Hasbro to sell film and TV unit, lowers forecast due to Hollywood strike impact.

Hasbro to sell film and TV unit, lowers forecast due to Hollywood strike impact.

Hasbro Lowers Revenue Forecast as Hollywood Strike Takes Toll

Hasbro

Hasbro, the renowned toy and game company, has announced a lowering of its annual revenue forecast due to the ongoing strike by Hollywood writers and actors. In response, the company plans to sell its Canadian film and TV business in order to focus on its core business of selling toys and games.

Shares of Hasbro rose 4.3% in early trading after the announcement, as the company had actually beaten second-quarter revenue estimates. However, with the strike posing a significant challenge, the toy company had to adjust its outlook.

The Impact of the Strike

The strike has affected various aspects of the entertainment industry, with Warner Bros Discovery also acknowledging the uncertainty it brings. Many shows and movies have been put on hold, leaving production companies scrambling to find alternative solutions.

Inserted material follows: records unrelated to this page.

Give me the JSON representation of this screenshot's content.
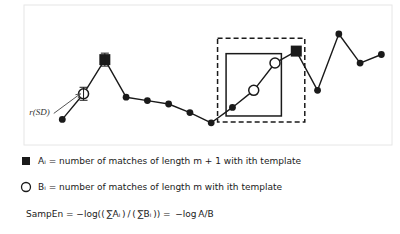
{
  "chart_data": {
    "type": "line",
    "x": [
      0,
      1,
      2,
      3,
      4,
      5,
      6,
      7,
      8,
      9,
      10,
      11,
      12,
      13,
      14,
      15
    ],
    "series": [
      {
        "type": "line",
        "color": "#1a1a1a",
        "marker": "circle",
        "values": [
          1.5,
          3.0,
          5.0,
          2.8,
          2.6,
          2.4,
          1.9,
          1.3,
          2.2,
          3.2,
          4.8,
          5.5,
          3.2,
          6.5,
          4.8,
          5.3
        ],
        "errors": [
          null,
          0.38,
          0.38,
          null,
          null,
          null,
          null,
          null,
          null,
          null,
          null,
          null,
          null,
          null,
          null,
          null
        ]
      },
      {
        "type": "scatter",
        "name": "Aᵢ = number of matches of length m + 1 with ith template",
        "color": "#1a1a1a",
        "marker": "square",
        "x": [
          2,
          11
        ],
        "values": [
          5.0,
          5.5
        ]
      },
      {
        "type": "scatter",
        "name": "Bᵢ = number of matches of length m with ith template",
        "color": "#1a1a1a",
        "marker": "open_circle",
        "x": [
          1,
          9,
          10
        ],
        "values": [
          3.0,
          3.2,
          4.8
        ]
      }
    ],
    "boxes": [
      {
        "x": [
          8,
          10
        ],
        "line_style": "solid"
      },
      {
        "x": [
          8,
          11
        ],
        "line_style": "dashed"
      }
    ],
    "annotations": [
      {
        "text": "r(SD)"
      },
      {
        "text": "SampEn = −log(( ∑Aᵢ ) / ( ∑Bᵢ )) =  −log A/B"
      }
    ],
    "xlim": [
      -1.8,
      15.5
    ],
    "ylim": [
      0.0,
      8.2
    ],
    "tick_labels": false,
    "grid": false,
    "legend": "bottom"
  }
}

Hasbro’s decision to divest from its film and TV studio, eOne, for approximately $500 million and sell it to Lionsgate Entertainment, is seen as a strategic move to mitigate the impact of the strike. eOne contributed around 85% of Hasbro’s entertainment segment revenue last year. This sale is part of Hasbro’s plan to adopt an “asset light model for future live action entertainment,” relying on licensing and partnerships with co-productions instead.

James Zahn, editor of trade magazine The Toy Book, commented on the sale, stating that “With the sale of its eOne Film & TV business to Lionsgate, Hasbro is dodging a bullet in terms of the content pipeline.” This sale will enable the company to focus on its core business while reducing its exposure to the negative effects of the strike.

Margin Pressure and Lowered Outlook

Hasbro expects its entertainment segment’s margins to be impacted by both the strike and the lackluster box office performance of its movie, “Dungeons & Dragons: Honor Among Thieves,” which resulted in a $25 million charge. As a result, the company has revised its revenue forecast for fiscal 2023, anticipating a decline of 3% to 6% compared to its previous expectation of a low-single-digit fall.

Furthermore, Hasbro adjusted its growth target for adjusted operating margin, lowering it to a rise between 20 and 50 basis points (bps), compared to the initial forecast of 50 to 70 bps.

Despite these challenges, Hasbro beat analysts’ average revenue estimates for the quarter with a net revenue of $1.21 billion, compared to the expected $1.12 billion.

Looking Ahead

While Hasbro’s revised outlook showcases the impact of the Hollywood strike on its financial performance, the company remains confident in its ability to navigate these challenges. By focusing on its core business of toys and games, divesting from its entertainment segment, and exploring licensing and co-production opportunities, the company aims to create a more resilient and agile business model.

As the entertainment industry evolves and faces disruptions, strategic decisions like Hasbro’s divestment from eOne and prioritizing its core business demonstrate the company’s ability to adapt and respond to changing market conditions. With a positive outlook and its continued commitment to innovation and creativity, Hasbro is well-positioned to overcome challenges and capture new opportunities in the ever-changing landscape of the entertainment industry.